Under the proposal, affected influencers have to disclose the types and quantities of assets they personally own. Furthermore, it is required for disclosures to contain any payments, rewards or benefits for promotions. As a result, investors were able to make a better judgment of potential bias behind widely viewed financial opinions.
Risks by undisclosed financial interests of influential online personalities were emphasized by Kim Seung-won. He warned that faulty information and disguised incentives could result in unexpected investor losses. Consequently, lawmakers say transparency measures are urgently needed to keep the market fair.
Penalties Mirror Existing Capital Market Crime Standards
Importantly, breaches of disclosure obligations could lead to penalties commensurate with serious capital market offences.
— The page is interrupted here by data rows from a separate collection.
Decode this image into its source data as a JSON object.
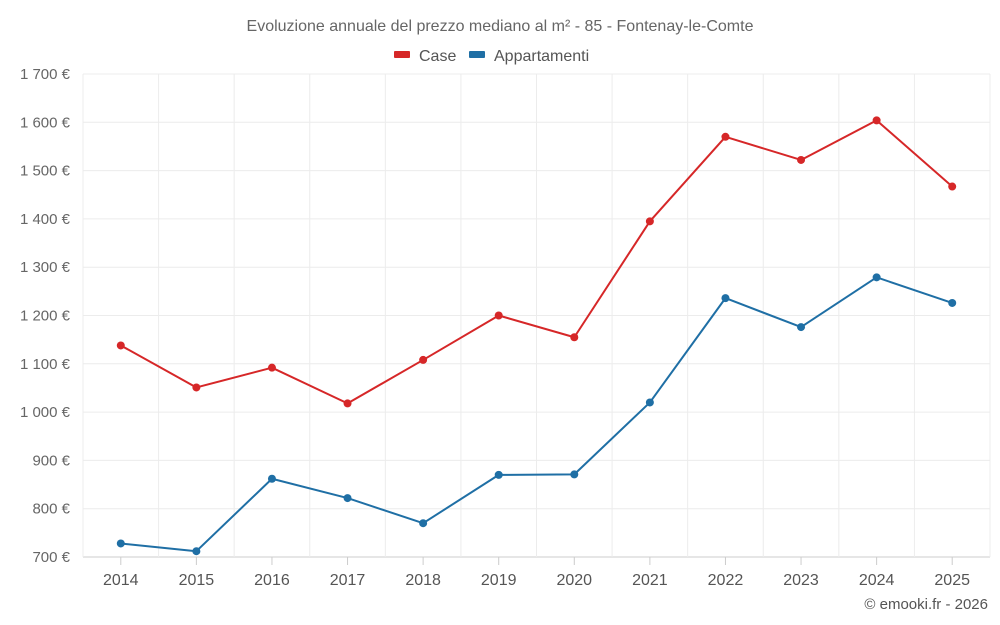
{
  "chart_data": {
    "type": "line",
    "title": "Evoluzione annuale del prezzo mediano al m² - 85 - Fontenay-le-Comte",
    "categories": [
      "2014",
      "2015",
      "2016",
      "2017",
      "2018",
      "2019",
      "2020",
      "2021",
      "2022",
      "2023",
      "2024",
      "2025"
    ],
    "series": [
      {
        "name": "Case",
        "color": "#d62728",
        "values": [
          1138,
          1051,
          1092,
          1018,
          1108,
          1200,
          1155,
          1395,
          1570,
          1522,
          1604,
          1467
        ]
      },
      {
        "name": "Appartamenti",
        "color": "#1f6fa5",
        "values": [
          728,
          712,
          862,
          822,
          770,
          870,
          871,
          1020,
          1236,
          1176,
          1279,
          1226
        ]
      }
    ],
    "ylim": [
      700,
      1700
    ],
    "yticks": [
      700,
      800,
      900,
      1000,
      1100,
      1200,
      1300,
      1400,
      1500,
      1600,
      1700
    ],
    "ytick_labels": [
      "700 €",
      "800 €",
      "900 €",
      "1 000 €",
      "1 100 €",
      "1 200 €",
      "1 300 €",
      "1 400 €",
      "1 500 €",
      "1 600 €",
      "1 700 €"
    ],
    "xlabel": "",
    "ylabel": "",
    "grid": true,
    "legend": "top-center"
  },
  "credit": "© emooki.fr - 2026"
}
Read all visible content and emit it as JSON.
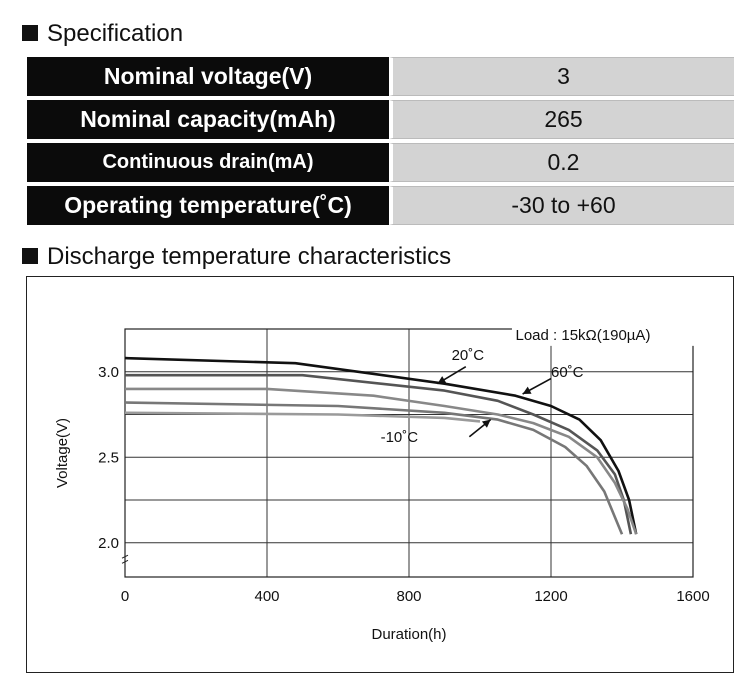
{
  "spec": {
    "title": "Specification",
    "rows": [
      {
        "label": "Nominal voltage(V)",
        "value": "3"
      },
      {
        "label": "Nominal capacity(mAh)",
        "value": "265"
      },
      {
        "label": "Continuous drain(mA)",
        "value": "0.2"
      },
      {
        "label": "Operating temperature(˚C)",
        "value": "-30 to +60"
      }
    ]
  },
  "chart_title": "Discharge temperature characteristics",
  "chart_data": {
    "type": "line",
    "xlabel": "Duration(h)",
    "ylabel": "Voltage(V)",
    "xlim": [
      0,
      1600
    ],
    "ylim": [
      1.8,
      3.25
    ],
    "x_ticks": [
      "0",
      "400",
      "800",
      "1200",
      "1600"
    ],
    "y_ticks": [
      "2.0",
      "2.5",
      "3.0"
    ],
    "grid": true,
    "annotation": "Load : 15kΩ(190µA)",
    "series": [
      {
        "name": "20˚C",
        "color": "#111111",
        "points": [
          [
            0,
            3.08
          ],
          [
            480,
            3.05
          ],
          [
            900,
            2.93
          ],
          [
            1100,
            2.86
          ],
          [
            1200,
            2.8
          ],
          [
            1280,
            2.72
          ],
          [
            1340,
            2.6
          ],
          [
            1390,
            2.42
          ],
          [
            1420,
            2.25
          ],
          [
            1440,
            2.05
          ]
        ]
      },
      {
        "name": "60˚C",
        "color": "#555555",
        "points": [
          [
            0,
            2.98
          ],
          [
            500,
            2.98
          ],
          [
            900,
            2.89
          ],
          [
            1050,
            2.83
          ],
          [
            1150,
            2.75
          ],
          [
            1250,
            2.66
          ],
          [
            1330,
            2.54
          ],
          [
            1380,
            2.4
          ],
          [
            1405,
            2.25
          ],
          [
            1425,
            2.05
          ]
        ]
      },
      {
        "name": "-10˚C",
        "color": "#777777",
        "points": [
          [
            0,
            2.82
          ],
          [
            600,
            2.8
          ],
          [
            900,
            2.76
          ],
          [
            1050,
            2.72
          ],
          [
            1150,
            2.66
          ],
          [
            1240,
            2.56
          ],
          [
            1300,
            2.45
          ],
          [
            1350,
            2.3
          ],
          [
            1380,
            2.15
          ],
          [
            1400,
            2.05
          ]
        ]
      },
      {
        "name": "",
        "color": "#888888",
        "points": [
          [
            0,
            2.9
          ],
          [
            400,
            2.9
          ],
          [
            700,
            2.86
          ],
          [
            900,
            2.8
          ],
          [
            1050,
            2.75
          ],
          [
            1150,
            2.7
          ],
          [
            1250,
            2.62
          ],
          [
            1330,
            2.5
          ],
          [
            1380,
            2.35
          ],
          [
            1415,
            2.2
          ],
          [
            1440,
            2.05
          ]
        ]
      },
      {
        "name": "",
        "color": "#9a9a9a",
        "points": [
          [
            0,
            2.76
          ],
          [
            600,
            2.75
          ],
          [
            900,
            2.73
          ],
          [
            1000,
            2.71
          ]
        ]
      }
    ],
    "labels": [
      {
        "text": "20˚C",
        "x": 920,
        "y": 3.07
      },
      {
        "text": "60˚C",
        "x": 1200,
        "y": 2.97
      },
      {
        "text": "-10˚C",
        "x": 720,
        "y": 2.59
      }
    ]
  }
}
For instance, there may be punishments that are similar to those for manipulation of prices or unfair trading practices. Therefore, regulators herald strict enforcement instead of symbolic oversight.
The proposal also reflects the tightening of global regulation of influencer-led financial promotions. In the United Kingdom, the Financial Conduct Authority limits unauthorised marketing of financial products. Similarly, US regulators are still penalizing illegal investment endorsements and fake advertising.
In the United States, there have been fines and reprimands from the Securities and Exchange Commission and Financial Industry Regulatory Authority. Consequently, South Korean lawmakers say domestic rules need to comply with international standards of compliance.
Domestic data also reveals concerns about increasing unregistered advisory activity across online platforms. According to the Financial Supervisory Service, related reports were significantly increased between 2018 and 2024. Specifically, cases increased from 132 cases in 2018 to 1,724 cases in 2024.
Meanwhile, authorities cite growing evidence of risks of misinformation, unauthorized advice, and market distortion online. Therefore, regulators are more concerned today about monitoring tools and preventive compliance frameworks. Recently, South Korea announced plans to have AI-based surveillance that will monitor suspicious trading signals.
Earlier regulatory measures also followed an incident with a promotional error at Bithumb in February 2026. As a result, policies to stabilize markets and curb misleading communications were stepped up by policymakers.
Ultimately, the bill reflects South Korea’s resolve to strengthen investor protections in the realm of developing digital asset economies. Moreover, it highlights increasing accountability demands for financial content creators in retail markets. For the time being, lawmakers are still examining amendments before parliamentary debate and possible enactment.